Sobre los restos de lo que fue su habitación, en un segundo piso de una vivienda enlosada apenas a unos metros del río, están todavía los cuadernos de Educación para el Hogar de Dorli. Abajo, en la cocina, una cartulina gigante repasa las tablas de multiplicar.

Otros como Dorli perdieron la vida aquel día. En el colegio de Las Margaritas grabaron los nombres de Heyson Sánchez y Marielos Sánchez, de 12 y 9 años, respectivamente. Estos días los alumnos del pueblo no van a clase.

El "Regalito de Dios", la abarrotería de doña Carmen, se asoma también sobre el río. El mostrador en el que un día había galletas, pastas y granos de arroz sólo lo ocupa hoy el polvo. En la trastienda hay una casita de muñecas, dos cajas de Pepsi vacías y un osito de peluche.

"Aquí venía la gente a comprar", afirma don Samuel, mientras golpea con sus dedos menudos el portalón por el que merodea una jauría de perros.

"No hay nadie", responde doña Carmen desde la sombra que da entrada a la casa.

A doña Carmen no le gusta demasiado hablar. O puede que haya perdido el gusto por hacerlo. Desde hace meses es una de las pocas personas, quizás la única, que todavía reside en lo que otrora era un bullicioso asentamiento. Por donde correteaban los hijos de David Alejandro Ordoñez. Y la familia de don Samuel.

"No podemos obligarla a irse", explica Minor Pérez, uno de los agentes que vigila el asentamiento. A doña Carmen han intentado convencerla todos. Sus vecinos, sus dos hijos. Pero ella no se quiere ir de una zona declarada inhabitable. Tampoco tiene a dónde. La del Cambray II era gente humilde. De esa que no puede permitirse otro hogar.

Cada mañana, centenares de sus residentes ascendían la empinada cuesta que separa el valle de los lujos acristalados de la ciudad para ir a trabajar: algunos comerciaban, otras limpiaban. Algunos no volvían hasta la noche. Esos fueron los que se salvaron.

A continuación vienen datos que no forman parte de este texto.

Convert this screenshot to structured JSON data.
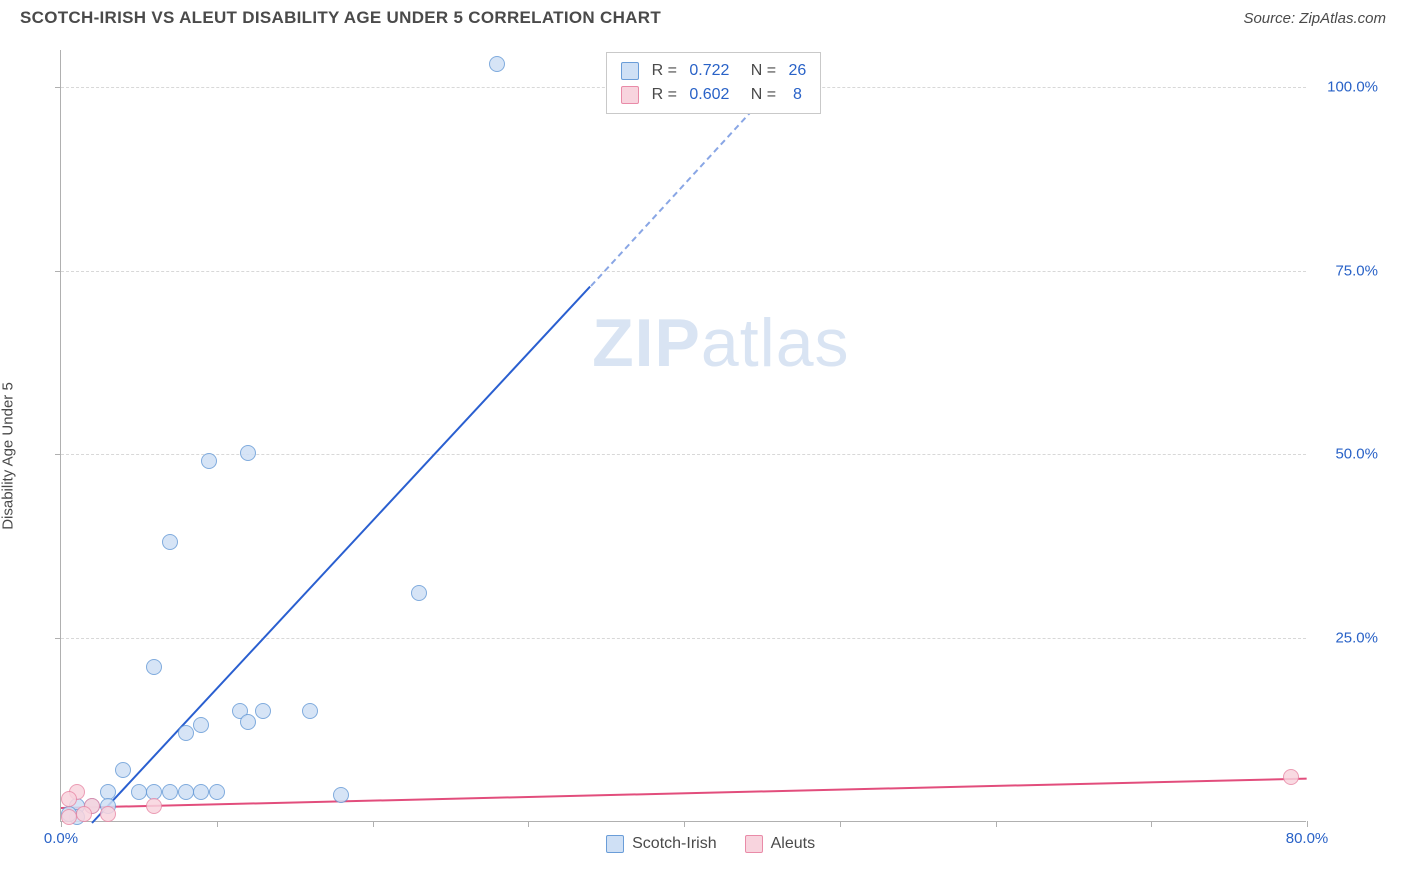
{
  "header": {
    "title": "SCOTCH-IRISH VS ALEUT DISABILITY AGE UNDER 5 CORRELATION CHART",
    "source": "Source: ZipAtlas.com"
  },
  "chart": {
    "type": "scatter",
    "yaxis_label": "Disability Age Under 5",
    "xlim": [
      0,
      80
    ],
    "ylim": [
      0,
      105
    ],
    "xtick_step": 10,
    "xtick_labels": {
      "0": "0.0%",
      "80": "80.0%"
    },
    "ytick_positions": [
      25,
      50,
      75,
      100
    ],
    "ytick_labels": [
      "25.0%",
      "50.0%",
      "75.0%",
      "100.0%"
    ],
    "grid_color": "#d8d8d8",
    "axis_color": "#b0b0b0",
    "background_color": "#ffffff",
    "tick_label_color": "#2962c7",
    "watermark_text_1": "ZIP",
    "watermark_text_2": "atlas",
    "watermark_color": "#d9e4f3",
    "series": [
      {
        "name": "Scotch-Irish",
        "fill": "#cfe0f5",
        "stroke": "#6a9dd8",
        "marker_radius": 8,
        "trend_color": "#2a5fd0",
        "trend_x1": 2,
        "trend_y1": 0,
        "trend_x2": 34,
        "trend_y2": 73,
        "trend_dash_x2": 47,
        "trend_dash_y2": 103,
        "points": [
          {
            "x": 28,
            "y": 103
          },
          {
            "x": 12,
            "y": 50
          },
          {
            "x": 9.5,
            "y": 49
          },
          {
            "x": 7,
            "y": 38
          },
          {
            "x": 23,
            "y": 31
          },
          {
            "x": 6,
            "y": 21
          },
          {
            "x": 11.5,
            "y": 15
          },
          {
            "x": 13,
            "y": 15
          },
          {
            "x": 16,
            "y": 15
          },
          {
            "x": 9,
            "y": 13
          },
          {
            "x": 12,
            "y": 13.5
          },
          {
            "x": 8,
            "y": 12
          },
          {
            "x": 4,
            "y": 7
          },
          {
            "x": 18,
            "y": 3.5
          },
          {
            "x": 3,
            "y": 4
          },
          {
            "x": 5,
            "y": 4
          },
          {
            "x": 6,
            "y": 4
          },
          {
            "x": 7,
            "y": 4
          },
          {
            "x": 8,
            "y": 4
          },
          {
            "x": 9,
            "y": 4
          },
          {
            "x": 10,
            "y": 4
          },
          {
            "x": 1,
            "y": 2
          },
          {
            "x": 2,
            "y": 2
          },
          {
            "x": 3,
            "y": 2
          },
          {
            "x": 1,
            "y": 0.5
          },
          {
            "x": 0.5,
            "y": 1
          }
        ]
      },
      {
        "name": "Aleuts",
        "fill": "#f8d4de",
        "stroke": "#e98ba8",
        "marker_radius": 8,
        "trend_color": "#e24d7c",
        "trend_x1": 0,
        "trend_y1": 2,
        "trend_x2": 80,
        "trend_y2": 6,
        "points": [
          {
            "x": 79,
            "y": 6
          },
          {
            "x": 6,
            "y": 2
          },
          {
            "x": 1,
            "y": 4
          },
          {
            "x": 2,
            "y": 2
          },
          {
            "x": 3,
            "y": 1
          },
          {
            "x": 0.5,
            "y": 3
          },
          {
            "x": 1.5,
            "y": 1
          },
          {
            "x": 0.5,
            "y": 0.5
          }
        ]
      }
    ],
    "rbox": {
      "rows": [
        {
          "swatch_fill": "#cfe0f5",
          "swatch_stroke": "#6a9dd8",
          "r": "0.722",
          "n": "26"
        },
        {
          "swatch_fill": "#f8d4de",
          "swatch_stroke": "#e98ba8",
          "r": "0.602",
          "n": "8"
        }
      ],
      "r_color": "#2962c7",
      "n_color": "#2962c7",
      "text_color": "#4a4a4a"
    },
    "legend_bottom": [
      {
        "swatch_fill": "#cfe0f5",
        "swatch_stroke": "#6a9dd8",
        "label": "Scotch-Irish"
      },
      {
        "swatch_fill": "#f8d4de",
        "swatch_stroke": "#e98ba8",
        "label": "Aleuts"
      }
    ]
  }
}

"De la casa de mis suegros no sobrevivió nadie", rememora David Alejandro. Nueve personas a las que aún hoy no ha aprendido a olvidar.

"No son las cosas materiales, es a la familia a la que se extraña". Arriba, en el pueblo, todo es distinto: "No hay la comunidad que había aquí". La gente no se conoce por el nombre. Ni sabe quien es doña Carmen.

A don Samuel el fin del mundo le sorprendió caminando. Su turno en la farmacia acababa de terminar cuando distinguió a una multitud agolpada sobre el cerro: "No bajes mihijo, no bajes".

"Cuando llegué todo estaba oscuro. Los bomberos empezaron a sacar a la gente desde la una de la madrugada, pero yo seguí excavando, buscando a mi familia". Cuando la encontró, fue consciente de que la había perdido para siempre.